Les cours d’eau et les nappes phréatiques doivent quant à eux être dépollués. Une responsabilité environnementale que reconnaît d’ailleurs Peabody : en annonçant sa faillite, le groupe a ainsi promis de rester "concentré sur un objectif de développement durable pour parvenir à la meilleure remise en état des terres au service des générations futures".

Mais au-delà des mots, il y a la réalité des chiffres. La dette de Peabody, estimée à 6,3 milliards de dollars à la fin 2015, dépasserait aujourd’hui les 10 milliards. Ses actifs ne sont plus valorisés qu’à hauteur de 11 milliards de dollars. Et le coût du nettoyage, même s’il est encore très difficile à évaluer, se chiffrera sans aucun doute en centaines de millions de dollars pour chaque site concerné.

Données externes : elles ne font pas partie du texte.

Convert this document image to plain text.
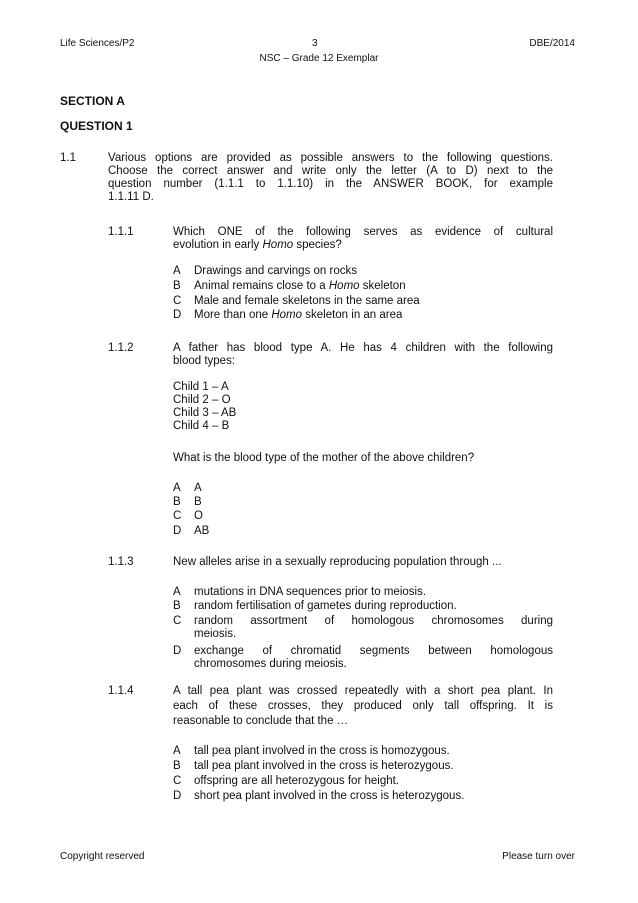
Life Sciences/P2	3	DBE/2014
NSC – Grade 12 Exemplar
SECTION A
QUESTION 1
1.1	Various options are provided as possible answers to the following questions.
Choose the correct answer and write only the letter (A to D) next to the
question number (1.1.1 to 1.1.10) in the ANSWER BOOK, for example
1.1.11 D.
1.1.1	Which ONE of the following serves as evidence of cultural
evolution in early Homo species?
A Drawings and carvings on rocks
B Animal remains close to a Homo skeleton
C Male and female skeletons in the same area
D More than one Homo skeleton in an area
1.1.2	A father has blood type A. He has 4 children with the following
blood types:
Child 1 – A
Child 2 – O
Child 3 – AB
Child 4 – B
What is the blood type of the mother of the above children?
A A
B B
C O
D AB
1.1.3	New alleles arise in a sexually reproducing population through ...
A mutations in DNA sequences prior to meiosis.
B random fertilisation of gametes during reproduction.
C	random assortment of homologous chromosomes during
meiosis.
D	exchange of chromatid segments between homologous
chromosomes during meiosis.
1.1.4	A tall pea plant was crossed repeatedly with a short pea plant. In
each of these crosses, they produced only tall offspring. It is
reasonable to conclude that the …
A tall pea plant involved in the cross is homozygous.
B tall pea plant involved in the cross is heterozygous.
C offspring are all heterozygous for height.
D short pea plant involved in the cross is heterozygous.
Copyright reserved	Please turn over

Le piège du système des self-bonds

Peabody s’est-il suffisamment assuré pour assumer une telle responsabilité environnementale ? C’est l’autre motif d’inquiétude des associations de protection de la nature et des élus locaux. Dans le passé, les géants du charbon avaient un budget dédié ou payaient des assureurs spécialisés.

C’est le système des "bonds". Mais Peabody s’est livré ces dernières années à un tour de passe-passe en ayant recours à des "self-bonds", une sorte d’auto-assurance sur la base de sa seule réputation, de ses seuls dires.

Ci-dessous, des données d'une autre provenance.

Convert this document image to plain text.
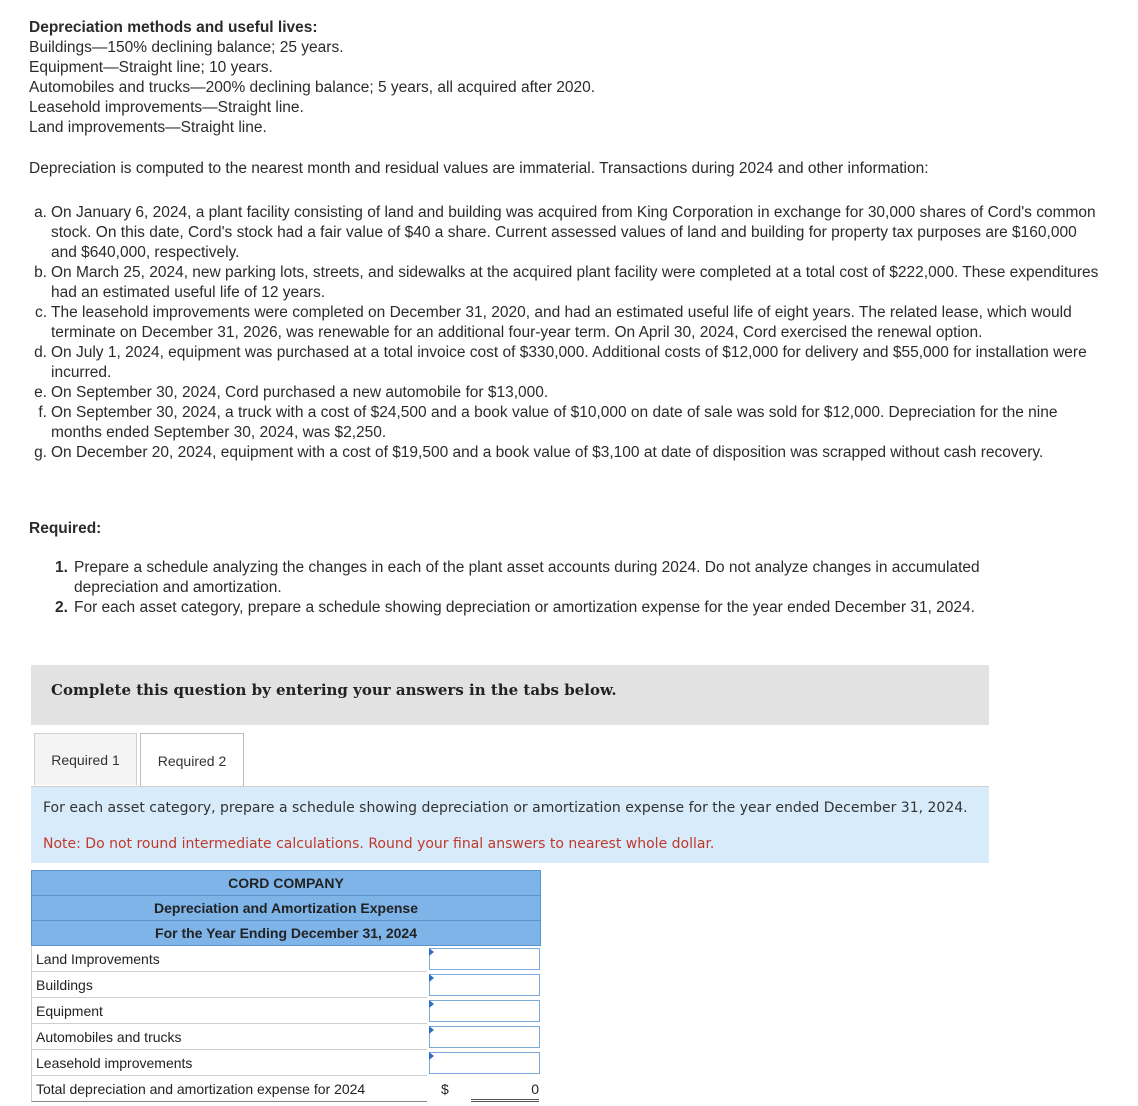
Depreciation methods and useful lives:
Buildings—150% declining balance; 25 years.
Equipment—Straight line; 10 years.
Automobiles and trucks—200% declining balance; 5 years, all acquired after 2020.
Leasehold improvements—Straight line.
Land improvements—Straight line.
Depreciation is computed to the nearest month and residual values are immaterial. Transactions during 2024 and other information:
a. On January 6, 2024, a plant facility consisting of land and building was acquired from King Corporation in exchange for 30,000 shares of Cord's common stock. On this date, Cord's stock had a fair value of $40 a share. Current assessed values of land and building for property tax purposes are $160,000 and $640,000, respectively.
b. On March 25, 2024, new parking lots, streets, and sidewalks at the acquired plant facility were completed at a total cost of $222,000. These expenditures had an estimated useful life of 12 years.
c. The leasehold improvements were completed on December 31, 2020, and had an estimated useful life of eight years. The related lease, which would terminate on December 31, 2026, was renewable for an additional four-year term. On April 30, 2024, Cord exercised the renewal option.
d. On July 1, 2024, equipment was purchased at a total invoice cost of $330,000. Additional costs of $12,000 for delivery and $55,000 for installation were incurred.
e. On September 30, 2024, Cord purchased a new automobile for $13,000.
f. On September 30, 2024, a truck with a cost of $24,500 and a book value of $10,000 on date of sale was sold for $12,000. Depreciation for the nine months ended September 30, 2024, was $2,250.
g. On December 20, 2024, equipment with a cost of $19,500 and a book value of $3,100 at date of disposition was scrapped without cash recovery.
Required:
1. Prepare a schedule analyzing the changes in each of the plant asset accounts during 2024. Do not analyze changes in accumulated depreciation and amortization.
2. For each asset category, prepare a schedule showing depreciation or amortization expense for the year ended December 31, 2024.
Complete this question by entering your answers in the tabs below.
Required 1	Required 2
For each asset category, prepare a schedule showing depreciation or amortization expense for the year ended December 31, 2024.
Note: Do not round intermediate calculations. Round your final answers to nearest whole dollar.
CORD COMPANY
Depreciation and Amortization Expense
For the Year Ending December 31, 2024
Land Improvements
Buildings
Equipment
Automobiles and trucks
Leasehold improvements
Total depreciation and amortization expense for 2024	$	0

"Au lieu de mettre de côté de vraies sommes d’argent pour garantir qu’ils rempliront bien leurs obligations légales en matière de remise en état des mines, les dirigeants de Peabody ont dit aux autorités : ’regardez, nous sommes assez forts, vous pouvez nous faire confiance, nous aurons de quoi payer’. Ce qui n’est pas vrai de notre point de vue", décrypte Margrethe Kearney, avocate du Environmental Law & Policy Center, mobilisée depuis des mois sur le sujet.

Peabody a ainsi garanti, grâce à des self-bonds, 1,4 milliard de dollars de frais de nettoyage, selon les déclarations faites à la SEC, l’organisme de contrôle de la Bourse américaine. Pour le seul Etat du Wyoming, d’où est extrait presque la moitié du charbon américain, ce sont 900 millions de dollars de budget "remise en état" qui reposent sur les seules déclarations de bonne volonté du charbonnier.

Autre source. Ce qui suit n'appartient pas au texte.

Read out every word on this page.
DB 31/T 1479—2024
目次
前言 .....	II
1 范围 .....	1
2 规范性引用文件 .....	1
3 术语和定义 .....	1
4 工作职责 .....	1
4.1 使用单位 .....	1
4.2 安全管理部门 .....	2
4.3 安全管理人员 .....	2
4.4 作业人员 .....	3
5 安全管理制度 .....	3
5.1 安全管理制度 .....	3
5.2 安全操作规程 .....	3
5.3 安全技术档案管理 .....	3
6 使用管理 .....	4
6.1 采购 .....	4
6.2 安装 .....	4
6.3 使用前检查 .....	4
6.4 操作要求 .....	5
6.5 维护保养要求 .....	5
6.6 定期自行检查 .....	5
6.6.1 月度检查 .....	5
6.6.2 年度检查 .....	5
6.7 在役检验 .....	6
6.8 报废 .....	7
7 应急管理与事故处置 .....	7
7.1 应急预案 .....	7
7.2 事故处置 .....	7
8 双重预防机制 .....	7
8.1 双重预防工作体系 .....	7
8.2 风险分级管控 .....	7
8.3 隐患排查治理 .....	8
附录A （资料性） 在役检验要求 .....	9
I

Peabody doit présenter au plus vite des garanties

Il y a donc urgence à agir pour que la facture du nettoyage des mines exploitées par Peabody ne retombe pas directement sur les contribuables américains. "A court terme, il faut vraiment renforcer le plus vite possible les limites du système et n’autoriser les self-bonds que pour les entreprises qui sont vraiment en bonne santé financière. Ce qui n’est évidemment pas le cas des groupes en faillite comme Peabody", insiste Sharon Buccino, de NRDC.

Des requêtes en justice ont ainsi été déposées dans le Wyoming et l’Illinois pour que ces deux États retirent immédiatement à Peabody le droit d’utiliser des self-bonds et ainsi l’obliger à débloquer sans attendre des fonds en vue du nettoyage futur. Quitte à précipiter la chute définitive du charbonnier.

Il n’y a de toute façon pas d’alternative, prévient Jeremy Nichols, de la société de protection de la nature Wild Earth Guardians. "La seule solution, c’est de se focaliser dès maintenant sur le seul nettoyage et de tourner le dos définitivement à l’exploitation du charbon. C’est terrible parce ça représente tellement d’emplois dans le Wyoming par exemple. Mais nous pouvons laisser tout ça tomber en ruine petit à petit : les salariés, les communautés qui vivent autour des mines et les terres évidemment. Ou nous pouvons commencer dès maintenant la transition vers un avenir sans charbon".